Scatter Plot of Prostatic Acid Phosphatase and Gleason Score
Investigators have reported only a weak relationship between PSA/Gleason score and PAP. Zagars calculated the correlation coefficient between PSA and PAP to be only 0.35. Dattoli found the correlation coefficient between Gleason score and PAP to be only 0.34 (Figure 6).[41,48] This suggests that there is the potential to garner unique information from each. In particular, there will be many patients who are classified as moderate to high risk by PSA and Gleason for whom PAP levels may be able to more accurately stratify risk categories.
Our purpose in writing this review is to bring attention to PAP as a useful marker.

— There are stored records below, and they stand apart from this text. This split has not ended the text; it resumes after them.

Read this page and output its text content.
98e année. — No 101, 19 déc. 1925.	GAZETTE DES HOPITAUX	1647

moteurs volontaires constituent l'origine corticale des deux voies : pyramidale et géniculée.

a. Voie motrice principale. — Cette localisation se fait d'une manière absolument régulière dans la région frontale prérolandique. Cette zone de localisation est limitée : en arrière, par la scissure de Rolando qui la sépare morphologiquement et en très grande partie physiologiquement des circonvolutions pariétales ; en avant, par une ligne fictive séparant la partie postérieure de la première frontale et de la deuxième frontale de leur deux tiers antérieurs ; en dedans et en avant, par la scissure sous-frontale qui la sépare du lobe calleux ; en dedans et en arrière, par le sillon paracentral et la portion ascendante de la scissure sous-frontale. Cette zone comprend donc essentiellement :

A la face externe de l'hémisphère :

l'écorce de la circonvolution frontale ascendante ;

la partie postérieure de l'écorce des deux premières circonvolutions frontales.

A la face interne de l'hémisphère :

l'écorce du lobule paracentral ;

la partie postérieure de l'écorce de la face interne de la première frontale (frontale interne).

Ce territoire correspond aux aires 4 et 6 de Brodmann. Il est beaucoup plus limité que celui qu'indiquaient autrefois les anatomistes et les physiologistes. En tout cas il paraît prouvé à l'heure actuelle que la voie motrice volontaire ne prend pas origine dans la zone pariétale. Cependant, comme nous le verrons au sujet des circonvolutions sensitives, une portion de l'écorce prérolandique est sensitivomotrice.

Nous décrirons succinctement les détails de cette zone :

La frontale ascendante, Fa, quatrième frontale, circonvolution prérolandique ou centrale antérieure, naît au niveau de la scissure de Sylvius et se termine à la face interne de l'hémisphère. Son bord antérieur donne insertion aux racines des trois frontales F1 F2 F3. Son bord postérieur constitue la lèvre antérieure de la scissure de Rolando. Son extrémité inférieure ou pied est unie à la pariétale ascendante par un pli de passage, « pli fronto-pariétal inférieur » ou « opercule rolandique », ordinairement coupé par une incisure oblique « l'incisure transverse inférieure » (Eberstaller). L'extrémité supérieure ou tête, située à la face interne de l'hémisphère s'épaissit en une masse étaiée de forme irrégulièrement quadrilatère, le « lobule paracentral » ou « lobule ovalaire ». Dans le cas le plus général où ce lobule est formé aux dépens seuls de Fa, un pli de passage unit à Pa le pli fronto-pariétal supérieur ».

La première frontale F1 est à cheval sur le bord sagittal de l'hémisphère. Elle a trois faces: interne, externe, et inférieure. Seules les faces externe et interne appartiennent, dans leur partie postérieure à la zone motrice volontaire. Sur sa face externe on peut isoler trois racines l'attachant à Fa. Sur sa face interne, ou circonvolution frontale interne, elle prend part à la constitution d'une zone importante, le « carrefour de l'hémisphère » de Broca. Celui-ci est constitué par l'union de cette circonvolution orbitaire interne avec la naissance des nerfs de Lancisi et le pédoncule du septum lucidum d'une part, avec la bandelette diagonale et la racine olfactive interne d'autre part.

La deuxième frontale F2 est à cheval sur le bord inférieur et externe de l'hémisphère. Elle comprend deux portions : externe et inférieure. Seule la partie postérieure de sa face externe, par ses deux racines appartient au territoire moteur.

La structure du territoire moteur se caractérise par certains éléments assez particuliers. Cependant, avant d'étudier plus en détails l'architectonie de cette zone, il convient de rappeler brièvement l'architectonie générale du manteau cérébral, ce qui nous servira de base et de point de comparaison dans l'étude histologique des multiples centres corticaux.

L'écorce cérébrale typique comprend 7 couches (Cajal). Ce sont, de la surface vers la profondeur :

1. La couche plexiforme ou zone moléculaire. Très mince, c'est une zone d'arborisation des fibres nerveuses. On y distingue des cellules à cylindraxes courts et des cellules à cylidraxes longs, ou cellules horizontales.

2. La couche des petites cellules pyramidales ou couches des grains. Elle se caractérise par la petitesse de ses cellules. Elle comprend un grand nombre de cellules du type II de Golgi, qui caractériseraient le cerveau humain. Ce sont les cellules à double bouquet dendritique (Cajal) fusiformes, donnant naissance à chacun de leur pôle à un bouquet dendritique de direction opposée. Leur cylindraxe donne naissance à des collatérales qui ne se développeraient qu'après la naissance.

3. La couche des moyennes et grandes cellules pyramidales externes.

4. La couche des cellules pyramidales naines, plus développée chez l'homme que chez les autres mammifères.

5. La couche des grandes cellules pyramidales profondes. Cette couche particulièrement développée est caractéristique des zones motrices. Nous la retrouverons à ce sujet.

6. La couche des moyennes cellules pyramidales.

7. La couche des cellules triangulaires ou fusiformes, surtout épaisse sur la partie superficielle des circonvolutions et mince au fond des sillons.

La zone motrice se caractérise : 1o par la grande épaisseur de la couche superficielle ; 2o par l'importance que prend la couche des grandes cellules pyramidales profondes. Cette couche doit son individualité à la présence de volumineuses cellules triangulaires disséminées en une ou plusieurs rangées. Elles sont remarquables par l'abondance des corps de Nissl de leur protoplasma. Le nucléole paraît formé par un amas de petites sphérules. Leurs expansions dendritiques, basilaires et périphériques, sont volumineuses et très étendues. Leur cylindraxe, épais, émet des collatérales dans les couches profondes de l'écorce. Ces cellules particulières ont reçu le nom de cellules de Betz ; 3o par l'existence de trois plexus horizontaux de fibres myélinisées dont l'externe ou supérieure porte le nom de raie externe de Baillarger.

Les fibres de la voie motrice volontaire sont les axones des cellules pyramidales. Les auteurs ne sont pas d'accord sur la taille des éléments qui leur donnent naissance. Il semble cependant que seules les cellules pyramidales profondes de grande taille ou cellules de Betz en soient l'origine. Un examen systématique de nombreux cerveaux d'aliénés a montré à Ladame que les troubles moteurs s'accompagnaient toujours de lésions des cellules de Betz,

If the test is reintroduced, there are several issues that need to be addressed. First, more clinical series need to be published, to corroborate the few series with relatively contemporary treatment.
A second issue needing more effort is better standardization and characterization of how PAP is measured. Several serum quantification methods have been reported to have some prognostic ability. Immunologic assays, rather than the Roy enzymatic assay used in most reports, have been more sensitive but less clinically specific than the Roy technique. Quantitative PAP tissue-staining has also been shown to significantly predict survival. No studies have compared these alternative methods to the enzymatic method in terms of prostate cancer deaths or biochemical failure. The merits of alternative serum assays or tissue-staining relative to the Roy method for identifying patients at high risk for recurrent disease needs to be better worked out. Current, more sophisticated immunologic technologies available today may also give a clearer, more specific quantification of prostate-specific acid phosphatase.
Finally, if PAP is to be reintroduced in the initial diagnostic work-up of prostate cancer patients, it probably should only be used in patients who are deemed intermediate to high risk by other criteria (PSA, Gleason score, and stage). Based on our review of the literature, PAP will not be meaningfully discerning for patients at baseline low risk of occult metastatic disease.
Financial Disclosure:The authors have no significant financial interest or other relationship with the manufacturers of any products or providers of any service mentioned in this article.